NHS trusts stuck in ‘unsustainable cycle of severe winter pressures’ fear winter worse than last year

There are “clear warning signs” that the coming winter will be even worse for NHS trusts than last year, a new report from NHS Providers has warned.

Growing staff shortages are putting “additional strain on a workforce already overstretched” and a greater pressure on mental health, community and ambulance services, which are amongst the primary concerns outlined in the ‘Steeling ourselves for winter 2018-19’ report.

A worse A&E performance compared to last year, higher levels of staff vacancies, and a weaker state of social care and more fragile primary care all point towards challenges this winter being “even more severe” than last year.

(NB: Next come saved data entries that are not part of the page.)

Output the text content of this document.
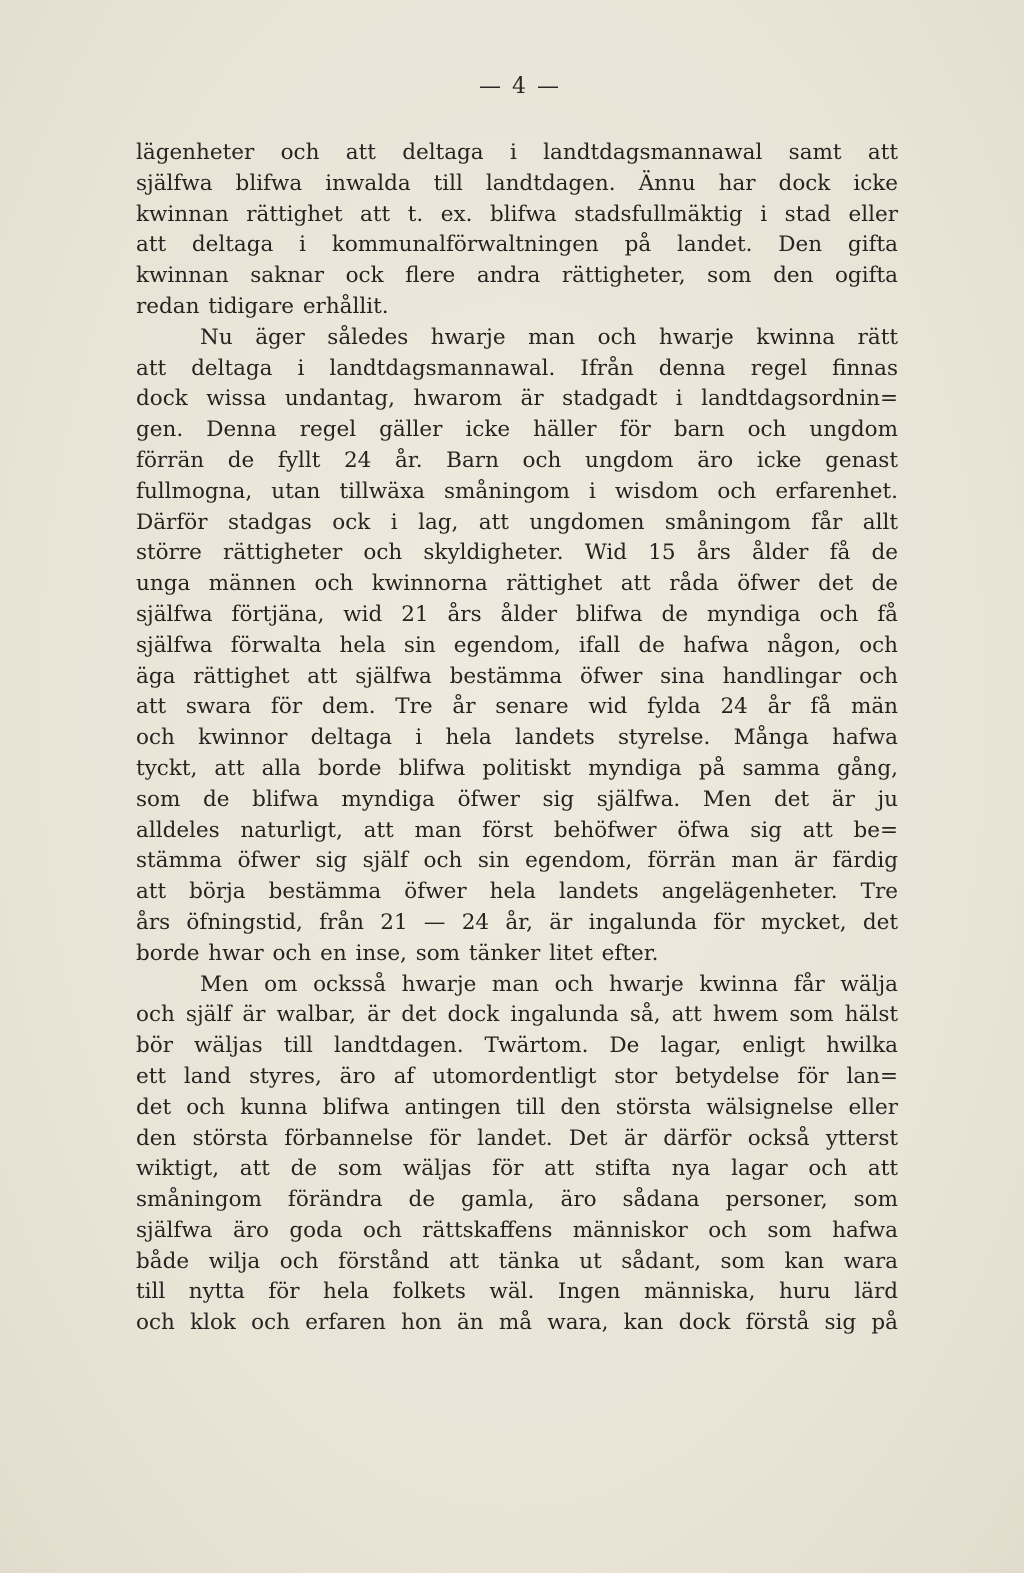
— 4 —
lägenheter och att deltaga i landtdagsmannawal samt att
själfwa blifwa inwalda till landtdagen. Ännu har dock icke
kwinnan rättighet att t. ex. blifwa stadsfullmäktig i stad eller
att deltaga i kommunalförwaltningen på landet. Den gifta
kwinnan saknar ock flere andra rättigheter, som den ogifta
redan tidigare erhållit.
Nu äger således hwarje man och hwarje kwinna rätt
att deltaga i landtdagsmannawal. Ifrån denna regel finnas
dock wissa undantag, hwarom är stadgadt i landtdagsordnin=
gen. Denna regel gäller icke häller för barn och ungdom
förrän de fyllt 24 år. Barn och ungdom äro icke genast
fullmogna, utan tillwäxa småningom i wisdom och erfarenhet.
Därför stadgas ock i lag, att ungdomen småningom får allt
större rättigheter och skyldigheter. Wid 15 års ålder få de
unga männen och kwinnorna rättighet att råda öfwer det de
själfwa förtjäna, wid 21 års ålder blifwa de myndiga och få
själfwa förwalta hela sin egendom, ifall de hafwa någon, och
äga rättighet att själfwa bestämma öfwer sina handlingar och
att swara för dem. Tre år senare wid fylda 24 år få män
och kwinnor deltaga i hela landets styrelse. Många hafwa
tyckt, att alla borde blifwa politiskt myndiga på samma gång,
som de blifwa myndiga öfwer sig själfwa. Men det är ju
alldeles naturligt, att man först behöfwer öfwa sig att be=
stämma öfwer sig själf och sin egendom, förrän man är färdig
att börja bestämma öfwer hela landets angelägenheter. Tre
års öfningstid, från 21 — 24 år, är ingalunda för mycket, det
borde hwar och en inse, som tänker litet efter.
Men om ocksså hwarje man och hwarje kwinna får wälja
och själf är walbar, är det dock ingalunda så, att hwem som hälst
bör wäljas till landtdagen. Twärtom. De lagar, enligt hwilka
ett land styres, äro af utomordentligt stor betydelse för lan=
det och kunna blifwa antingen till den största wälsignelse eller
den största förbannelse för landet. Det är därför också ytterst
wiktigt, att de som wäljas för att stifta nya lagar och att
småningom förändra de gamla, äro sådana personer, som
själfwa äro goda och rättskaffens människor och som hafwa
både wilja och förstånd att tänka ut sådant, som kan wara
till nytta för hela folkets wäl. Ingen människa, huru lärd
och klok och erfaren hon än må wara, kan dock förstå sig på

Saffron Cordery, director of policy and strategy and deputy chief executive at NHS Providers, described the current situation as an “unsustainable cycle of severe winter pressures” which leaves the NHS “playing catch up throughout the rest of the year.”

Stressing the need for the NHS to escape this cycle, Cordery said that the NHS’s upcoming long-term plan “represents an opportunity to do this.”

NHS Provider’s does set out some factors pointing towards better care this year, including progress in reducing delayed patient transfers of care and the recent announcement of £240m extra funding for social care and £145m for emergency care.

However, the additional funding announced by the prime minister is only due to start flowing from next April, and the report stresses that the loss of dedicated winter funding has “restricted what trusts can do to prepare for the most challenging time of the year.”

Other issues facing trusts, compared to last winter, include a more pressured workforce, making it more difficult than last year to fill extra shifts; and pressure across all other hospital activity restricting their ability to prioritise urgent care.

The report concludes that the NHS long-term plan represents the best opportunity to break the recurring winter crisis cycle, and has called on NHS national bodies to acknowledge and plan for the true scale of the demand facing them.

It also called for urgent steps to address immediate workforce problems and said that steps need to be taken to provide a sustainable long-term solution.

A spokesperson for the Department of Health and Social Care said: “We recognise winter can be challenging, but as the report itself notes, the NHS will benefit from a second year of better, enhanced, national level winter planning, as well as £420m to redevelop A&Es, improve emergency care and help get patients home quicker.”

Last winter, over five hospital’s worth of beds opened daily, according the Nuffield Trust, and in May, NHS Providers revealed that trust were relying on agencies and the private sector to tackle a “bulging” post-winter backlog.